Your horse's boots might not strike you as a very complicated piece of tack, and because of that their fit is often overlooked. We use boots to protect the horse's legs, but using them improperly can result in damage from the boots themselves, injuries from areas not covered by the ill-fitting boot or discomfort for the horse.
I have written previously about the different types of open-front boots (see post here) and this post will outline how to fit a pair of boots as well as the common mistakes that riders make when putting them on.
A correctly-fitted boot should be just shorter than the length of the horse's leg from the bottom of the knee to the bottom of the fetlock. The boot should cup the fetlock (if you are using a moulded plastic boot, ensuring that the fetlock area fits is especially important to prevent rubs), fit snugly up the cannon bone and then finish below the bony projections at the side of the knee. This keeps the boot from rubbing against the knee while at the same time giving the knee room to bend, which you'll need over the jumps!
The straps should be tightened so that they are just snug. You should still be able to squeeze a finger between the strap and the boot (your horse's leg will change shape slightly during each movement so you want to allow some give, and also let the blood circulate through the skin).
This is how a front boot should fit:
This is an example of the same boot (therefore the correct size for this horse) placed too high on the leg (unfortunately the knee and fetlock are not very clear because the legs are black):
This photo illustrates why there should be room left at the top behind the knee. Even with the cut-out section at the back, the boot pinches the skin at the back of the knee when it's partially bent:
Short open-front back boots are easier to fit since the length isn't a problem, but fastening the straps so close to a joint can be tricky because it's more difficult to hold the boot together with one hand while you do up the straps with the other. For that reason, the easiest way to put on a pair of back boots is by fastening them first over the cannon bone (loosely) and then sliding them down into place.
You'll get a feel for how tightly to fasten the boots after a few tries. Because you aren't fastening the boots in their proper location, it's extremely important to check the final tightness every time you apply them because it's very easy with this method to over-tighten a boot by making it snug around the cannon bone. Always slide the boot in the direction of the hair growth; there's no need to slide them upwards before taking them off.
- Boots that are too big: If the boot is so long that it runs up into the knee and extends past the bottom of the fetlock, it is simply too big and you need to try a different size or brand of boot.
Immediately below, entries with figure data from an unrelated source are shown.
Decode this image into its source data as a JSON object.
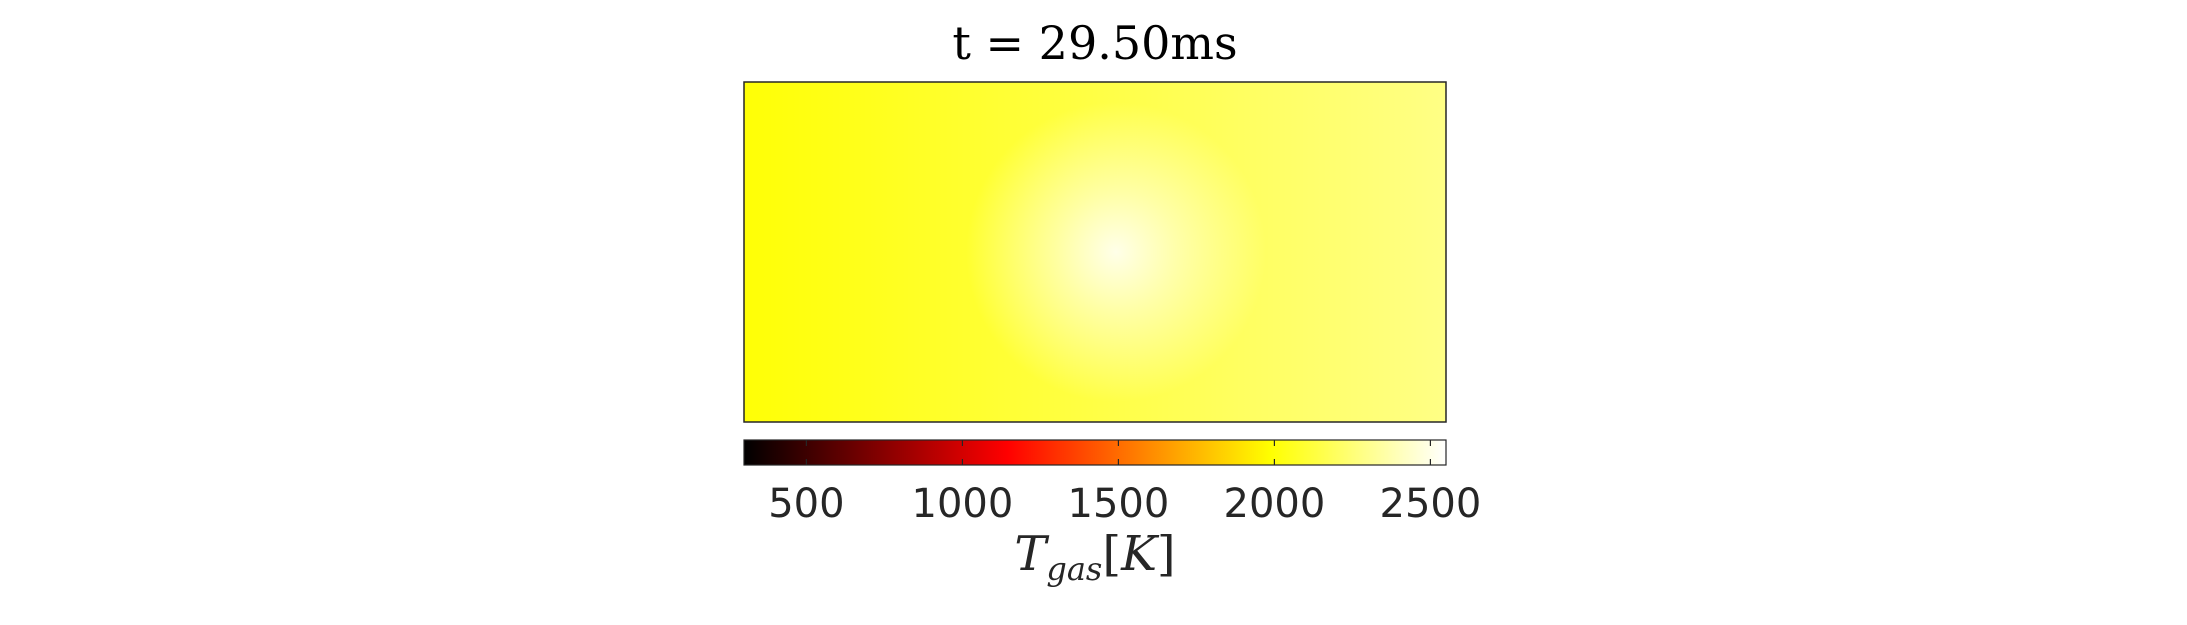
{
  "chart_data": {
    "type": "heatmap",
    "title": "t = 29.50ms",
    "colormap": "hot",
    "colorbar": {
      "orientation": "horizontal",
      "placement": "bottom",
      "range": [
        300,
        2550
      ],
      "ticks": [
        500,
        1000,
        1500,
        2000,
        2500
      ],
      "label": {
        "symbol": "T",
        "subscript": "gas",
        "unit": "K"
      }
    },
    "field": {
      "base_left": 2000,
      "base_right": 2280,
      "hotspot": {
        "x": 0.53,
        "y": 0.5,
        "peak": 2520
      }
    },
    "grid": false
  }
}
Nothing you do will make it fit properly.
- Straps that are too tight: I see this more with boots that use buckle or stud closures because sometimes they need to be overtightened to reach a hole, which is one of the reasons why my personal preference is for velcro closures. Velcro can, however, also be over-tightened. If an indent is left on the leg after you remove the boot, or if you cannot squeeze your little finger under the strap, it's too tight. Open-front boots shouldn't need to be over-tightened to prevent them from slipping down the leg because the shape of the leg should prevent the boot from slipping if the straps are comfortably snug.
- Boots placed too high: As seen above, boots that are too high can rub and prevent the knee from bending without pinching. Some boots might slide into place during the ride while others might stay too high, depending the the particular boot, leg and tightness of straps.
- Boots placed too low: Putting the boots too low on the leg leaves the back of the leg with less protection from the back hooves and runs the risk of rubbing the fetlock if the narrow part of the boot meant for the cannon bone is placed there. The straps can also lie over the fetlock joint if they are too low.
- Boots falling off: This can be a problem with velcro boots on horses that have a lot of knee action. An easy solution if you wish to continue using velcro fastenings is to apply a layer of Vetrap around the boot over the closed velcro. Use Vetrap that matches the colour of the boot and wrap it no tighter than the fastenings on the boot; it can even be a bit looser because it is just there to keep the two sides of velcro from separating to the point of fully detaching.